562px-Ted_2-custom-effect-autolevels-100-size-350-420-1“We value our solitude until it pinches,” writes Edward Hoagland in the spring issue of The American Scholar magazine.  His essay “On Loneliness” ruminates on the ways we choose – and need – to live both in community and in solitude.

A few things he said really got my attention:

“We sculpt our lives in a free country, and our faces often show it:  waffler, proud parent, hangdog cynic, quiet teacher, or self-crafted big shot.  Pharmaceuticals can’t do much for loneliness except blur it – it’s too primal – which is why music, animals, or a green thumb can help, being linked to eternity.  (Music’s affinity to our heart’s own beat gives it a leg up on literature.)  People either feed the pigeons or they don’t, rejoice in watching other families’ childen play or not, and it molds their faces over time.  Pep and panache win kudos at any age, but integrity, which can turn prickly, often must solace itself.  How does your integrity benefit me? we ask.”

Questions for reflection or conversation:

Do you think our faces reflect our choices?

Also – does music really have a leg up on literature when you’re feeling lonely – or a need for solitude?  I’m still thinking about that.  Have you ever heard the Graceful Ghost Rag by William Bolcom?  Another good one is Let’s Talk About Sex by Salt n Pepa.  I bet you haven’t heard that in a while.  Go to the link… I’m not kidding, you will be singing along LOUDLY even against your own will.  These songs make you feel glad to be alive and part of creation though there is some darkness in each.  Does music really beat reading, though?  It’s hard to think of anything better than a long soak in a hot bath with The Goldfinch or Billy Collins’ poetry or whatever you love.
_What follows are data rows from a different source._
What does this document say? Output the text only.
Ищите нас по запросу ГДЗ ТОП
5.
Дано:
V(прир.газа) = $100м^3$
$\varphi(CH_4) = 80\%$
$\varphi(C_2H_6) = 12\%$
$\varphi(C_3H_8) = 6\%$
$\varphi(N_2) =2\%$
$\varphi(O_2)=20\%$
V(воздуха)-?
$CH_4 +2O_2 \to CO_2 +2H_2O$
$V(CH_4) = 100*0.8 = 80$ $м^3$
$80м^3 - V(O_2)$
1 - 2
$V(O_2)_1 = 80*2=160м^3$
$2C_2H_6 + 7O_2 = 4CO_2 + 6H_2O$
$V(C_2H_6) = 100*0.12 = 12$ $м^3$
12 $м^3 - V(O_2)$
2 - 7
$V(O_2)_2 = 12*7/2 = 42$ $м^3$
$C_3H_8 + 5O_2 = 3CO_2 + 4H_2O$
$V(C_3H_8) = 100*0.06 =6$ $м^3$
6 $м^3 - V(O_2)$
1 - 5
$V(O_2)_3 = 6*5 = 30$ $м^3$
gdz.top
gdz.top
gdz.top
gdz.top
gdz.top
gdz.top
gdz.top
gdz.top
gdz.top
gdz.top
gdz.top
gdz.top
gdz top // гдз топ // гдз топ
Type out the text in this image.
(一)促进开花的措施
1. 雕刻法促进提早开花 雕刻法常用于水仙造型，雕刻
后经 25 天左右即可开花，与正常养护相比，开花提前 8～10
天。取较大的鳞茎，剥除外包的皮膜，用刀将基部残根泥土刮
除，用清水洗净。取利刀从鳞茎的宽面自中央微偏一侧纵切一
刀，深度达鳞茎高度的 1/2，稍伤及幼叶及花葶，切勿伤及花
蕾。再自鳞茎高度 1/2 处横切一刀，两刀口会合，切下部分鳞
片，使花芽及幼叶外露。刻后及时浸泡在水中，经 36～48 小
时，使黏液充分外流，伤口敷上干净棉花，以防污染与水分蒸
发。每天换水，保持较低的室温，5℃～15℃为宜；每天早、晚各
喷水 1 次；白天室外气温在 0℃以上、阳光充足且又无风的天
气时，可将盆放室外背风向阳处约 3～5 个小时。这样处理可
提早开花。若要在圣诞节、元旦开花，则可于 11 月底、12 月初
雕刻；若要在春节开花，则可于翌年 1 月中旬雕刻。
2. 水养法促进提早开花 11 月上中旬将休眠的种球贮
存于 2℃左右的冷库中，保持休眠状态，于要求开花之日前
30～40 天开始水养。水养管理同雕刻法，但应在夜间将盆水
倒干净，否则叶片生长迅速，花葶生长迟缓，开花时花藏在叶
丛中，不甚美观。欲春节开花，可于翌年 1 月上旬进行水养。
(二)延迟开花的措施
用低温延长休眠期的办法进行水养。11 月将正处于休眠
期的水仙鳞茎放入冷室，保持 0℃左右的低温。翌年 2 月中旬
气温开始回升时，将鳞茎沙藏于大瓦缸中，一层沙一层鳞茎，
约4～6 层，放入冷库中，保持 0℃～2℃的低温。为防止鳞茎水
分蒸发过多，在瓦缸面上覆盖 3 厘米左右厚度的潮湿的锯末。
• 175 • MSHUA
And finally – is integrity possible without solitude?  Or is even a “prickly” integrity intimately linked to community?

I’ve not read anything else by Edward Hoagland, but I believe I will.  Born in 1932 and known for his nature and travel writing, he’s been called “the best essayist of my generation” by John Updike and “our Chopin of the genre” by Joyce Carol Oates.  He joined the Ringling Brothers and Barnum & Bailey Circus in 1951 before attending Harvard.  His most recent novel is Children Are Diamonds:  An African Apocalypse, about the war in Sudan.

I’ll give the last words to Hoagland, who does strike me as quite a fellow:  “The very word lonesome contains some hope in its caboose.”